Professor Abbott is also currently consolidating soil health knowledge through a project in the Australian government Smart Farms program.
Brian Hughes from South Australia is also in contention.
As Primary Industries and Regions SA-Rural Solutions SA principal consultant, Mr Hughes has been involved in determining the extent of soil acidification and the rate at which acid soils are developing in areas that were inherently non-acidic.
Mr Hughes has worked as a soil conservation officer, soils officer, soils and land management consultant since 1982.
He has an extensive knowledge of South Australian soils, their distribution, properties and management in agriculture. He is recognised for promoting the adoption of treatment options for acid soils.

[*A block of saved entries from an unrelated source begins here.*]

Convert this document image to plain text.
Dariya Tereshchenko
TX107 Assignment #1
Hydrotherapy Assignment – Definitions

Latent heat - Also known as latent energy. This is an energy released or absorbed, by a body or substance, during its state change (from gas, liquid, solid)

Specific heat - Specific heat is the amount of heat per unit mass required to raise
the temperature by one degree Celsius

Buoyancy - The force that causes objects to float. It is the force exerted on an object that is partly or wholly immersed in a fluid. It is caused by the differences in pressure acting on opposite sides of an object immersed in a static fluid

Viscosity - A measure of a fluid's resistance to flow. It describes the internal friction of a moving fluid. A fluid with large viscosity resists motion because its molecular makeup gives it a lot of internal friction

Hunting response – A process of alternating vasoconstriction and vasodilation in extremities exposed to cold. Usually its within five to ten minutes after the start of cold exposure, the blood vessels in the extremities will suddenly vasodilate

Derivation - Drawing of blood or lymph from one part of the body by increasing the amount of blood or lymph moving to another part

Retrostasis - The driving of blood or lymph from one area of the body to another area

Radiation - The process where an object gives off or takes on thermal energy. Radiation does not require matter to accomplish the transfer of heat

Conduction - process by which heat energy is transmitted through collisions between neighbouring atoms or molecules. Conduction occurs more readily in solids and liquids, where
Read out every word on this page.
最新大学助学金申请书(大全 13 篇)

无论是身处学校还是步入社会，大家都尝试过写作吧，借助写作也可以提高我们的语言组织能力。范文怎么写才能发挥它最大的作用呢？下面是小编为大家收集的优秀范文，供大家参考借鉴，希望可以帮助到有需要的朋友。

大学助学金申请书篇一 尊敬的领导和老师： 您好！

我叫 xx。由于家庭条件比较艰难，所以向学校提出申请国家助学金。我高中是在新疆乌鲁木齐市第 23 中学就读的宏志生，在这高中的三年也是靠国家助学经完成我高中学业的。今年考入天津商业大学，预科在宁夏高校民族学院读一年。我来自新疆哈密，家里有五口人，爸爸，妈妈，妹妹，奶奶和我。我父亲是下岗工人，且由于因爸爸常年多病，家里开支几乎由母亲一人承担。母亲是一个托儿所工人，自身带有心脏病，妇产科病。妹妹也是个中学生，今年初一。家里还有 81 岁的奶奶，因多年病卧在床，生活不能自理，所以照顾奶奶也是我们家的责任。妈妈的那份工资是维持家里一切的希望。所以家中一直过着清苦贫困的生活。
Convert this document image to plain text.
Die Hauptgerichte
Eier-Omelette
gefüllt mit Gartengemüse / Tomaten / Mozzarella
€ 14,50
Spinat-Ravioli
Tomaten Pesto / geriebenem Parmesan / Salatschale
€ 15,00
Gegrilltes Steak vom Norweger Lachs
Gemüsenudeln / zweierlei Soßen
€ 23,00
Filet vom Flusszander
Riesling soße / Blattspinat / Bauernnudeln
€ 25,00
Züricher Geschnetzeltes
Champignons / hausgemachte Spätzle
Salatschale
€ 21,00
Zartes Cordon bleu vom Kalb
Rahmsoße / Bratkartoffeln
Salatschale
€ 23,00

The third contender, Robert Quirk from NSW is a farmer, sustainable agriculture educator, researcher and advocate.
Mr Quirk's cane farm is located on the coastal flood plain of the Tweed River in northern NSW.
Through years of observation, study, experimentation and collaboration, he has developed management practices to reduce the impacts of, and constraints to, improving soil health in cane fields that have resulted in quantifiable improvements in soil characteristics.
Mr Quirk has shared his experience widely. Collaborating with three universities over the past 20 years, he has developed best practice for sustainably growing sugar cane in acid sulphate soils and has increased soil organic carbon content on his property from two to six per cent.
The General Jeffery Soil Health Award was established, and is supported by, the Office of the National Soils Advocate within the Department of the Prime Minister and Cabinet, and is administered by Landcare Australia.
Registration for the National Landcare Conference and Awards is free.